Le ministre de la Culture et des Communications, Mathieu Lacombe, a beaucoup de pain sur la planche. J’ai profité de son passage au festival Transistor qui se déroulait la semaine dernière à Gatineau, sa région, pour aborder quelques dossiers cruciaux.

Premier sujet : l’abandon du fameux projet des Espaces bleus. Lancé il y a trois ans, ce concept de musées régionaux dans les 17 régions administratives du Québec bénéficiait d’un budget de 259 millions de dollars pour la rénovation et l’aménagement de bâtiments patrimoniaux devant accueillir ces espaces consacrés à notre histoire.

À ce jour, quatre bâtiments (l’ancien couvent des Petites Franciscaines, dans Charlevoix, la villa Frederick-James, en Gaspésie, le Vieux-Palais, en Abitibi-Témiscamingue, le pavillon Camille-Roy du Séminaire de Québec) ont subi ou subiront des rénovations. Le coût de ces travaux devrait graviter autour de 120 millions.

Le pavillon du Séminaire, qui devait être la maison mère des Espaces bleus, sera maintenant transformé en musée national de l’histoire. Les trois autres lieux devront maintenant se trouver une vocation.

PHOTO YAN DOUBLET, ARCHIVES LE SOLEIL

Le pavillon du Séminaire de Québec ne deviendra pas un Espace bleu, mais bien un musée national de l’histoire.

Voyant qu’on se dirigeait allègrement vers un sérieux gonflement de coûts (évalué à 1 milliard), Mathieu Lacombe a décidé de mettre un frein à cette idée qualifiée de « fiasco » par l’opposition. « C’est moi qui ai pris cette décision et j’en suis fier. Comme ministre, il faut être capable de débrancher un projet. »

Lorsque cette idée a été lancée, de nombreux experts ont affirmé que la somme de 259 millions initialement prévue serait clairement insuffisante. Comment le gouvernement n’a-t-il pas vu cela ?

L’explosion des coûts dans la construction m’a amené vers ce choix, soit je persévérais, soit j’autorisais des dépenses qui n’avaient aucun bon sens.

Mathieu Lacombe

Mathieu Lacombe a hérité de ce concept dévoilé en juin 2021 par François Legault et Nathalie Roy. Il a rapidement compris qu’il avait une énorme patate chaude entre les mains. Il ne pouvait pas défendre ce projet alors que les demandes du milieu culturel se multiplient.

« C’est clair que pour moi, il faut plutôt investir dans des théâtres et des organismes qui ont des besoins. » Voilà une phrase qu’il préfère répéter au milieu culturel.

S’il a largué le projet des Espaces bleus, Mathieu Lacombe défend avec beaucoup d’enthousiasme celui du futur musée national d’histoire qu’il imagine au goût du jour. « J’ai l’ambition d’en faire le musée le plus numérique au pays. Il faut attirer les jeunes. Je ne veux pas juste des dates et des portraits de gens qui nous ont gouvernés sur les murs. »
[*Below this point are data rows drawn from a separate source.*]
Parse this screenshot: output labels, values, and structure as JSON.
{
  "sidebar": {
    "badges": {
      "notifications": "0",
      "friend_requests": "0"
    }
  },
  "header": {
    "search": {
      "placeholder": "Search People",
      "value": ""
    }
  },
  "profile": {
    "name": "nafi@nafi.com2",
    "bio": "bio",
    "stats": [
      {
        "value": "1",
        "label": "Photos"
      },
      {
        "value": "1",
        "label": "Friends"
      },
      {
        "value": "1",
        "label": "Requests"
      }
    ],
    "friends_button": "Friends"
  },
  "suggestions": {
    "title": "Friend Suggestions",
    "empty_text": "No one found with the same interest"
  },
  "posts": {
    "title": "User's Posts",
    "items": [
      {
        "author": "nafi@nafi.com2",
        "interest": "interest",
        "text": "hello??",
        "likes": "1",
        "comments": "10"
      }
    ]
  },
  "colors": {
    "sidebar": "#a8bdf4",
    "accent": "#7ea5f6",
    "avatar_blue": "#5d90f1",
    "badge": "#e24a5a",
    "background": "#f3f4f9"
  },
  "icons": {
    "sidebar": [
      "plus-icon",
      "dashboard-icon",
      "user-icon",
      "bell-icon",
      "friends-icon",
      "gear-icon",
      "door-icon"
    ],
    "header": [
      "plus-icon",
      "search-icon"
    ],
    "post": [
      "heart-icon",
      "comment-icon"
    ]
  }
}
Lors d’une entrevue-balado réalisée devant le public du festival Transistor, il a été question de sa relation avec son homologue à Ottawa, Pascale St-Onge, ministre du Patrimoine canadien. On a souvent l’impression que le courant passe très difficilement entre ces deux politiciens.

Mathieu Lacombe a lancé le défi à l’animateur d’organiser une rencontre qui les réunirait sur scène. « Moi, je l’aime, Pascale, c’est juste qu’on travaille pour des gouvernements qui défendent leurs champs de compétences. »

Justement, au sujet des champs de compétences. Il y a quelques jours, Mathieu Lacombe a évoqué la création d’un fonds financé à partir de la taxation des géants du web afin de venir en aide aux médias. Il répondait à une question de Sol Zanetti, député de Québec solidaire, à l’origine de cette idée.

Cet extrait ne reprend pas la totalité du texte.